Envoyé par
Francis F
Le gros problème, c'est que des gorilles gardent l'entrée de l'assemblée et ne laissent entrer que ceux qui sont favorable à la grève. Et quand il manque de monde pour faire le chorum, ils font entrer des gens d'autres écoles, évidement tous favorables à la grève. C'est comme ça que ça se passe dans la démocratie étudiante. Et quand le processus est plus ouvert, ceux qui votent contre la grève se font huer, puis intimider et harceller autant dans l'école qu'en dehors. Ça ne donne pas le goût d'aller participer à ce simulâcre de démocratie.
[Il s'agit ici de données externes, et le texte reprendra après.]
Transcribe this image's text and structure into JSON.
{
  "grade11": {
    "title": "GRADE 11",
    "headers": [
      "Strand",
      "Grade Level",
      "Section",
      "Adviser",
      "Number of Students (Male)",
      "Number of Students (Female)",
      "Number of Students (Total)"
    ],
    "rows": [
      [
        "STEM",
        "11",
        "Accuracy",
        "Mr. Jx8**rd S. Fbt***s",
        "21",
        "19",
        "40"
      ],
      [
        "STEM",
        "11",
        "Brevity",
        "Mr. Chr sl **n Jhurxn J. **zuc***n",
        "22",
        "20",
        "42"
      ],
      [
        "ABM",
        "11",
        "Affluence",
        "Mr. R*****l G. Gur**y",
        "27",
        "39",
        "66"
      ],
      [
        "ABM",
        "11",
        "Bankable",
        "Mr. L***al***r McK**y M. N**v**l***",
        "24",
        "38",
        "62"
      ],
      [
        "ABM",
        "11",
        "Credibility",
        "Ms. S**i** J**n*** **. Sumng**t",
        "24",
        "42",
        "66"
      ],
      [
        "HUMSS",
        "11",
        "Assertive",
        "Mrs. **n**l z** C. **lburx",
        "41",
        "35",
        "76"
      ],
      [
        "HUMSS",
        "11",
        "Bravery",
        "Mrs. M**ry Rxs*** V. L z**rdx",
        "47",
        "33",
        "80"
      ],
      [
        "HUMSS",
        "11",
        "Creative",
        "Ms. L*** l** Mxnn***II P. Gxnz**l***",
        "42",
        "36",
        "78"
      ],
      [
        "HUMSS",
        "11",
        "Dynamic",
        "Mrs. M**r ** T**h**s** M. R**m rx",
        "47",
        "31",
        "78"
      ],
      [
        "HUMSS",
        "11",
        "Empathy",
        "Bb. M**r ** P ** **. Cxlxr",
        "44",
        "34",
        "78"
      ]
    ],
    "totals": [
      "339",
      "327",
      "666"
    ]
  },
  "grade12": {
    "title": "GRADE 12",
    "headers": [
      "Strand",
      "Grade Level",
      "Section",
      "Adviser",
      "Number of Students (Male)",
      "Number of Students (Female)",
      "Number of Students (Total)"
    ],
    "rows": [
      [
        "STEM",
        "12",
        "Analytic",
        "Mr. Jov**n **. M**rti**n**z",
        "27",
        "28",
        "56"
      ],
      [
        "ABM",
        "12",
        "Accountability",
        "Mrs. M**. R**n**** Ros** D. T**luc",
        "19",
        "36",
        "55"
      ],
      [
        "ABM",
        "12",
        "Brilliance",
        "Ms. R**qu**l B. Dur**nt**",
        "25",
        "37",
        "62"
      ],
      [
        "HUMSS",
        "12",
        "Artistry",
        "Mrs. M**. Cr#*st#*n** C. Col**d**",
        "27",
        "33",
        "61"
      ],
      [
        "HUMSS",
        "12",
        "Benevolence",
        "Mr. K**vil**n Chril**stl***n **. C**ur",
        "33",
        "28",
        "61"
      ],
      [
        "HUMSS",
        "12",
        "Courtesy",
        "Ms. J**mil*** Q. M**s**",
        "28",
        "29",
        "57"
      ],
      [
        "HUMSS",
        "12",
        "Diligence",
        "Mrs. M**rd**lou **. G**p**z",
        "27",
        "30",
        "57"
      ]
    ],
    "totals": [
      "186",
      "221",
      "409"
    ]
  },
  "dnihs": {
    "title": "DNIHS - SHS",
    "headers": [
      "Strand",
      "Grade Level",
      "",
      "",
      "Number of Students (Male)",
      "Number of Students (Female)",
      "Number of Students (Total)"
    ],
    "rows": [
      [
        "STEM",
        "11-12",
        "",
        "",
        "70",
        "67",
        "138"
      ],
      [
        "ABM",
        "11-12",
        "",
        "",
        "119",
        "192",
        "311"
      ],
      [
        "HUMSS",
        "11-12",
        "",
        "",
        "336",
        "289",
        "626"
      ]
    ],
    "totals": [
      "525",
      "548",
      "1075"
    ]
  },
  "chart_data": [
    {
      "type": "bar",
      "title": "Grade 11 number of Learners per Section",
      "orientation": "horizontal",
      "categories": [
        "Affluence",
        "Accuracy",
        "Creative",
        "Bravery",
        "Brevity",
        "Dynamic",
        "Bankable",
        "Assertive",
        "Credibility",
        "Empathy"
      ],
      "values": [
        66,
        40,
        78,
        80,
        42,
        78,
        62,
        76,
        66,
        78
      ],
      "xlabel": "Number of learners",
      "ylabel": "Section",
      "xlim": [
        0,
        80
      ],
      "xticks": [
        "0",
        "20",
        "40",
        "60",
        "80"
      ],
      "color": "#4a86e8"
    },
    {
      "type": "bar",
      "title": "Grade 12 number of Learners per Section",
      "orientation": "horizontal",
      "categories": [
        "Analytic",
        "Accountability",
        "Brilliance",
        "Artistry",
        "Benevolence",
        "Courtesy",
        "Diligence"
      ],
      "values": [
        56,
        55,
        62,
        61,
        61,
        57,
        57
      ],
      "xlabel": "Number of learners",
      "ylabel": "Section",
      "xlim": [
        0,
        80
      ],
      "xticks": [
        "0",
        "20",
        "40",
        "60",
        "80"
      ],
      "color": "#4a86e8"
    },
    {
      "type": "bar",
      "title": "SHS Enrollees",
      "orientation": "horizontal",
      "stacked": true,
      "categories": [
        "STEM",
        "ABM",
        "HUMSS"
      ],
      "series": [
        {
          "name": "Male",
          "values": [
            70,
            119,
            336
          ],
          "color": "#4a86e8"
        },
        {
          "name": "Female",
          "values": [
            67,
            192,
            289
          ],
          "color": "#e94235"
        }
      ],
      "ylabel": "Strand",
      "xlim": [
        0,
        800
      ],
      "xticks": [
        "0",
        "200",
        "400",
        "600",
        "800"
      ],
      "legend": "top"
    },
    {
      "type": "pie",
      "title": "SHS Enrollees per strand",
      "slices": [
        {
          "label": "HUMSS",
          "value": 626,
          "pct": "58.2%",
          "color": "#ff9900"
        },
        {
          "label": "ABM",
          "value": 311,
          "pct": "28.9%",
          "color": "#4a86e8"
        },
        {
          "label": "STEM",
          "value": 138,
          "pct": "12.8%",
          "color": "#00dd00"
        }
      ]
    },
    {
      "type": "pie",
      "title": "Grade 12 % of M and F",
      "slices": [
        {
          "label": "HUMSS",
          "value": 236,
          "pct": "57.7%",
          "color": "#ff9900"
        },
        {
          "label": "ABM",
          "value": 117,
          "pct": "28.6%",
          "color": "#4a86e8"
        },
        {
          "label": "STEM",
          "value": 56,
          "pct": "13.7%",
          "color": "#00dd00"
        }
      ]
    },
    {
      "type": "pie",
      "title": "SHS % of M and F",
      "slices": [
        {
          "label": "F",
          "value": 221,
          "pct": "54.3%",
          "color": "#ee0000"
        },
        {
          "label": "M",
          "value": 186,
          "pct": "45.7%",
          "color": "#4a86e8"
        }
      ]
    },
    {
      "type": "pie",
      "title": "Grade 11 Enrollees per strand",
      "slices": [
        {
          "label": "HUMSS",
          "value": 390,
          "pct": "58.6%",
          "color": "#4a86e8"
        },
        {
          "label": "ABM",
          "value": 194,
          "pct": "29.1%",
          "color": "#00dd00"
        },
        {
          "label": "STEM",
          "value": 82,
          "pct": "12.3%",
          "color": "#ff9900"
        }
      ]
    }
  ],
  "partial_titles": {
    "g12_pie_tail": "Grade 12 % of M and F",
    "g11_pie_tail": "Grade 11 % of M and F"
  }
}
Par contre, comme les associations étudiantes se donnent le droit (illégitime) d'être un syndicat, je leur propose de faire les choses exactement comme un syndicat. Donc on recommence à 0 puisque plein de règles syndicales n'ont pas été suivies. Et quand je parle de repartir à 0, c'est jusqu'à dissoudre les associations existantes, vendre leurs actifs et redonner l'Argent aux étudiants. Ensuite, s'ils veulent se "syndiquer", les étudiants devront utiliser les règles du code du travail. Donc aucune sollicitation sur les lieux de l'école. Si 50 % plus un étudiant signe une carte en versant un montant symbolique, ça passe, si c'est entre 30 et 50 %, un vote est requis.
Ensuite, toute activité syndicale va devoir avoir lieu en dehors des lieux d'étude. Donc réunions dans une salle louée. En cas de grève, en aucun cas le piquetage ne peut avoir lieu sur les terrains de l'école. Et en aucun cas l'accès aux lieux doit être bloqué. Et évidement, une grève ne peut avoir lieu légalement que lorsque les négociations en vue d'une convention collective échoue...
La morale de l'histoire, s'ils veulent se prendre pour des syndicat, qu'ils en respectent les règles. En attendant, qu'ils retournent en classe et qu'ils fichent la paix à la société.